Several pharmacological evidences suggest that CB1Rs are present in the myenteric neurones and the effects on gastrointestinal motility depend on the activation of CB1Rs which induce a reduction of Ach release [23-27]. Therefore, the ability of CB1Rs agonists to reduce morphine withdrawal may be related to their ability to block the release of Ach at presynaptic level [23-27] and confirming the role played by Ach in the expression of opiate withdrawal [19-22].
Furthermore, in our experimental conditions, the ability of CB1Rs agonists to reduce electrical stimulation after washout without altering the Ach response at postsynaptic level confirm a direct action on presynaptic Ach receptors [23-27].
Therefore, our data confirm and extend previous data [19-22] indicating a significative role of the cannabinoid system in the development of morphine withdrawal indicating that CB1Rs play an important role in the control of morphine withdrawal probably through Ach system [23, 27, 46].
However, another possibility should be considered.

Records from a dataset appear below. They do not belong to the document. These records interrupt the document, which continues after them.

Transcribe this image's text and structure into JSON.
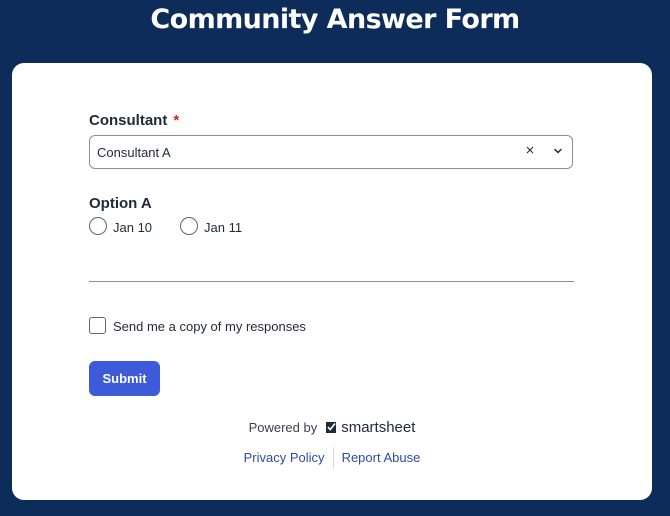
{
  "header": {
    "title": "Community Answer Form"
  },
  "form": {
    "consultant": {
      "label": "Consultant",
      "required_mark": "*",
      "value": "Consultant A",
      "clear_glyph": "×"
    },
    "option_a": {
      "label": "Option A",
      "options": [
        "Jan 10",
        "Jan 11"
      ]
    },
    "copy_checkbox": {
      "label": "Send me a copy of my responses",
      "checked": false
    },
    "submit_label": "Submit"
  },
  "footer": {
    "powered_by": "Powered by",
    "brand": "smartsheet",
    "links": [
      "Privacy Policy",
      "Report Abuse"
    ]
  },
  "colors": {
    "page_background": "#0d2c59",
    "submit_button": "#3d5bd9",
    "required": "#d0271d",
    "link": "#2f4aa8"
  }
}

The effects of CB1Rs on morphine withdrawal may be also related to their ability to block the release of adrenaline or dopamine by pre-synaptic receptors. Recently, it has been demonstrated that catecolaminergic system is involved in the control of the expression of opioid acute dependence in GPI [32, 47]. Several studies indicate that CB1Rs are able to block the release of dopamine and noradrenaline at presynaptic level of guinea pig ileum electrically stimulated . Therefore, we cannot exclude the possibility that CB1Rs reduce morphine withdrawal also by blocking the release of catecolamines by the presynaptic neurons.
Regarding the comparative study performed between the well known CB1Rs WIN 55,212-2 and CP 55,940 (CB1 synthetic cannabinoid) and the six new CB1Rs agonists (A-F). our data show a good correlation between the binding activity and biological activity,. Therefore, our results indicate that the aromatic structure, the length of aliphatic chain and the chain of 5-10 carbon atoms assure the affinity of compounds to CB1Rs.
Finally, the possible implications of this finding in the context of novel therapeutic aspect may be considered suggesting that CB1Rs activation or inhibition may result benefical as additional therapeutic strategy during opioid withdrawal.